The U.S. Federal Reserve (Fed) cut interest rates by 25 basis points Wednesday to a range between 1.75% and 2%, as widely expected by markets. However, the Fed’s economic projections showed that the median Federal Open Market Committee (FOMC) member does not expect to cut rates again this year, marking potential disagreement among FOMC members and with markets; the bond market is currently pricing an additional rate cut this year and some FOMC members have expressed interest in future cuts.
The Fed made little change to its expectations for growth and inflation in this week’s meeting, and it made only moderate adjustments to accommodate the short-dated funding squeeze that has dogged the front end of the market this week. Wording in the press conference and statement following the meeting was consistent with views expressed in the last meeting; the Fed seems to favor keeping its options open without being locked into a single policy path.
Wednesday’s announcement appeared to disappoint financial markets. Many market participants had expected an additional rate cut to be implied by the Fed’s quarterly interest rate projections – the so-called dot plot. Investors may have also expected more dramatic measures to combat the recent funding squeeze. This disappointment will likely cause the Treasury yield curve to bear flatten in the short term, as short-term rates rise faster than long-term rates. We believe the Fed move is positive for the US dollar and negative for risk assets since the Fed may not ultimately ease financial conditions by as much as the market was expecting.
Funding market strained
Short-term funding markets have been under stress this week, resulting in sharply higher short-term funding rates, just as the Fed was seeking to lower short-term rates. A culmination of several events resulted in a surge in overnight repurchase (repo) rates on Tuesday that surprised investors and policy makers.

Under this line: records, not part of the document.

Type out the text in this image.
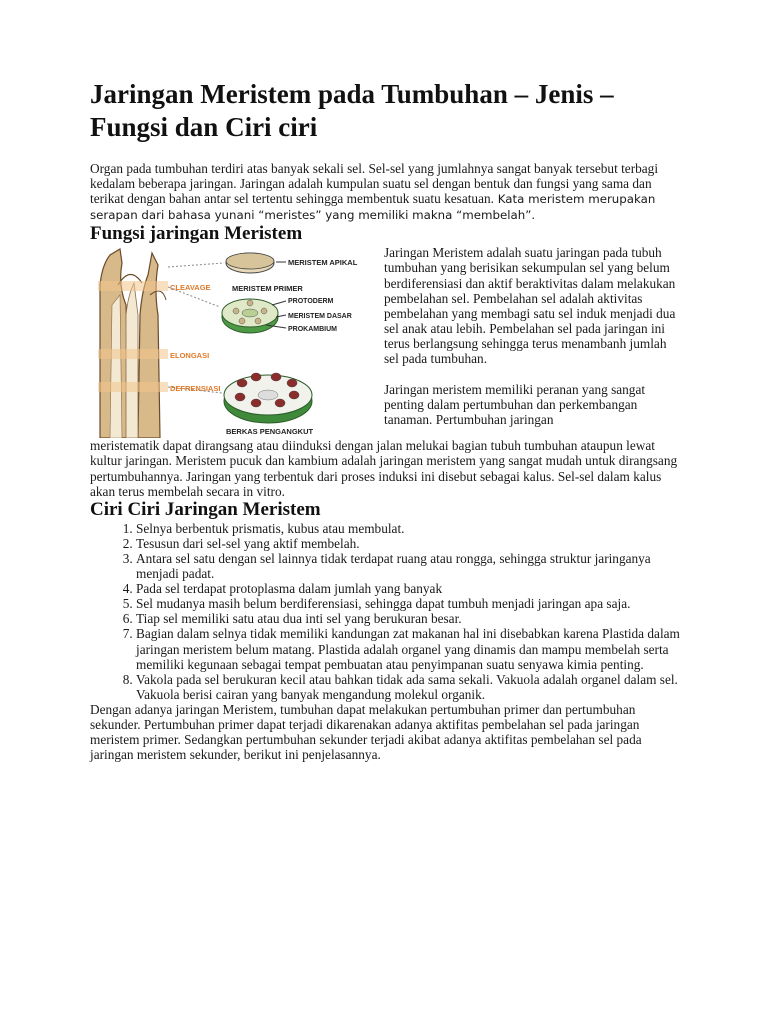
Jaringan Meristem pada Tumbuhan – Jenis – Fungsi dan Ciri ciri

Organ pada tumbuhan terdiri atas banyak sekali sel. Sel-sel yang jumlahnya sangat banyak tersebut terbagi kedalam beberapa jaringan. Jaringan adalah kumpulan suatu sel dengan bentuk dan fungsi yang sama dan terikat dengan bahan antar sel tertentu sehingga membentuk suatu kesatuan. Kata meristem merupakan serapan dari bahasa yunani “meristes” yang memiliki makna “membelah”.

Fungsi jaringan Meristem
MERISTEM APIKAL
MERISTEM PRIMER
PROTODERM
MERISTEM DASAR
PROKAMBIUM
BERKAS PENGANGKUT
CLEAVAGE
ELONGASI
DEFRENSIASI

Jaringan Meristem adalah suatu jaringan pada tubuh tumbuhan yang berisikan sekumpulan sel yang belum berdiferensiasi dan aktif beraktivitas dalam melakukan pembelahan sel. Pembelahan sel adalah aktivitas pembelahan yang membagi satu sel induk menjadi dua sel anak atau lebih. Pembelahan sel pada jaringan ini terus berlangsung sehingga terus menambanh jumlah sel pada tumbuhan.

Jaringan meristem memiliki peranan yang sangat penting dalam pertumbuhan dan perkembangan tanaman. Pertumbuhan jaringan

meristematik dapat dirangsang atau diinduksi dengan jalan melukai bagian tubuh tumbuhan ataupun lewat kultur jaringan. Meristem pucuk dan kambium adalah jaringan meristem yang sangat mudah untuk dirangsang pertumbuhannya. Jaringan yang terbentuk dari proses induksi ini disebut sebagai kalus. Sel-sel dalam kalus akan terus membelah secara in vitro.

Ciri Ciri Jaringan Meristem
1. Selnya berbentuk prismatis, kubus atau membulat.
2. Tesusun dari sel-sel yang aktif membelah.
3. Antara sel satu dengan sel lainnya tidak terdapat ruang atau rongga, sehingga struktur jaringanya menjadi padat.
4. Pada sel terdapat protoplasma dalam jumlah yang banyak
5. Sel mudanya masih belum berdiferensiasi, sehingga dapat tumbuh menjadi jaringan apa saja.
6. Tiap sel memiliki satu atau dua inti sel yang berukuran besar.
7. Bagian dalam selnya tidak memiliki kandungan zat makanan hal ini disebabkan karena Plastida dalam jaringan meristem belum matang. Plastida adalah organel yang dinamis dan mampu membelah serta memiliki kegunaan sebagai tempat pembuatan atau penyimpanan suatu senyawa kimia penting.
8. Vakola pada sel berukuran kecil atau bahkan tidak ada sama sekali. Vakuola adalah organel dalam sel. Vakuola berisi cairan yang banyak mengandung molekul organik.

Dengan adanya jaringan Meristem, tumbuhan dapat melakukan pertumbuhan primer dan pertumbuhan sekunder. Pertumbuhan primer dapat terjadi dikarenakan adanya aktifitas pembelahan sel pada jaringan meristem primer. Sedangkan pertumbuhan sekunder terjadi akibat adanya aktifitas pembelahan sel pada jaringan meristem sekunder, berikut ini penjelasannya.
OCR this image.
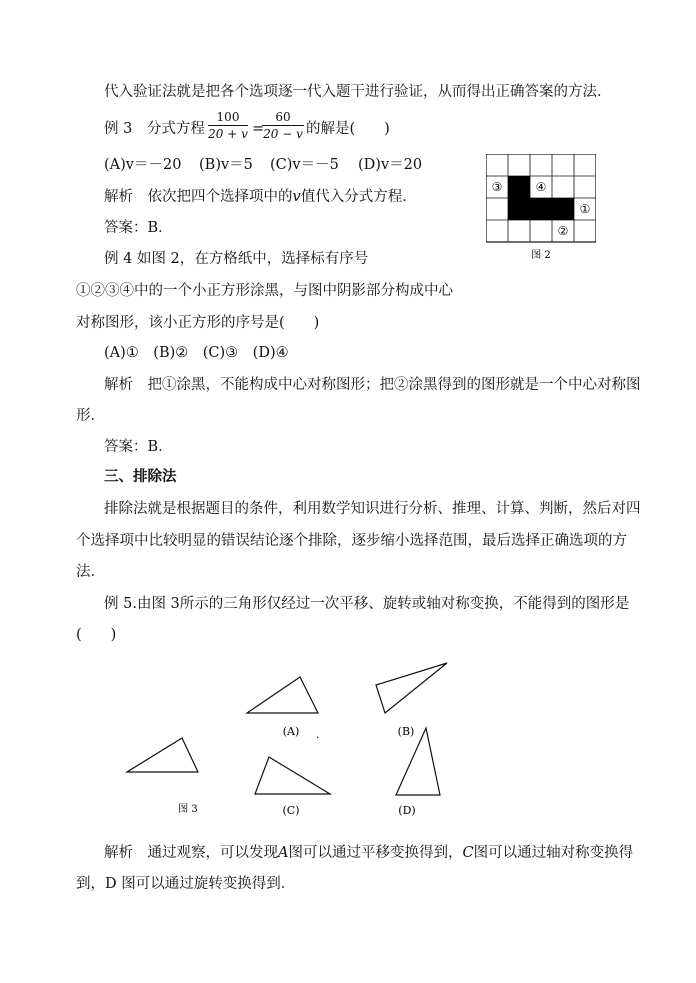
代入验证法就是把各个选项逐一代入题干进行验证，从而得出正确答案的方法．
例 3　分式方程
100
20 + v =
60
20 − v 的解是(　　)
(A)v＝－20 (B)v＝5 (C)v＝－5 (D)v＝20
解析　依次把四个选择项中的v值代入分式方程．
答案：B．
例 4 如图 2，在方格纸中，选择标有序号
①②③④中的一个小正方形涂黑，与图中阴影部分构成中心
对称图形，该小正方形的序号是(　　)
(A)①　(B)②　(C)③　(D)④
解析　把①涂黑，不能构成中心对称图形；把②涂黑得到的图形就是一个中心对称图
形．
答案：B．
①
②
③	④
图 2
三、排除法
排除法就是根据题目的条件，利用数学知识进行分析、推理、计算、判断，然后对四
个选择项中比较明显的错误结论逐个排除，逐步缩小选择范围，最后选择正确选项的方
法．
例 5.由图 3所示的三角形仅经过一次平移、旋转或轴对称变换，不能得到的图形是
(　　)
(A) .	(B)
图 3	(C)	(D)
解析　通过观察，可以发现A图可以通过平移变换得到，C图可以通过轴对称变换得
到，D 图可以通过旋转变换得到．
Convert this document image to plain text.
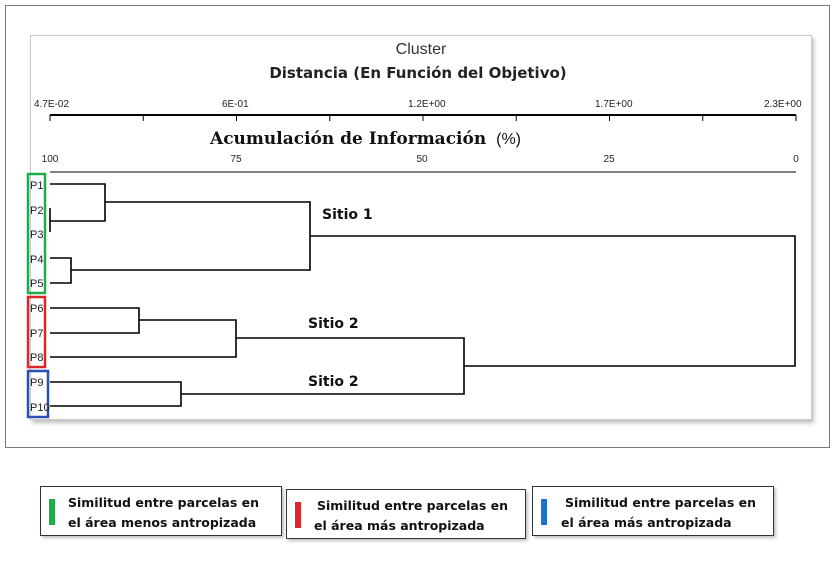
Cluster
Distancia (En Función del Objetivo)
4.7E-02	6E-01	1.2E+00	1.7E+00	2.3E+00
Acumulación de Información (%)
100	75	50	25	0
P1
P2
P3
P4
P5
P6
P7
P8
P9
P10
Sitio 1
Sitio 2
Sitio 2
Similitud entre parcelas en
el área menos antropizada
Similitud entre parcelas en
el área más antropizada
Similitud entre parcelas en
el área más antropizada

The main catalysts for this dynamic were the coincidence of quarterly corporate tax day, high Treasury note coupon settlements and an abundant supply of Treasury bill issuance. In addition, a scarcity of bank reserves has been a contributor to upward pressure on overnight rates; reserves are currently concentrated among a few large banks despite a heightened demand for reserves within the banking sector to satisfy intraday liquidity requirements.
To help alleviate the resulting strain on liquidity, the Fed conducted overnight repo operations with a maximum capacity of US $75 billion on Tuesday and Wednesday to help stabilize overnight funding rate pressures. Funding rates subsequently decreased from a high of 8% on Tuesday to 2.50%. On Wednesday, 4.75% marked the highest level that day and the Fed repo operation quickly stabilized overnight rates to 2.45%.1 We expect the Fed to continue to conduct these temporary repo operations to gain control of funding rates until a longer-term solution is implemented. A longer-term solution could include a standing repo facility available on a daily basis to help contain funding rates within the upper and lower bound of the federal funds rate target. Another, more likely solution, in our view, would be for the Fed to strongly consider resuming its efforts to expand its balance sheet by purchasing Treasuries in the open market to help reduce excess collateral in the system. Notably, Chairman Jay Powell emphasized Wednesday that the recent funding dislocation has limited bearing on the longer-term macroeconomic outlook or monetary policy, and believes that the Fed will be able to adequately manage funding pressures going forward with the open market tools it has available.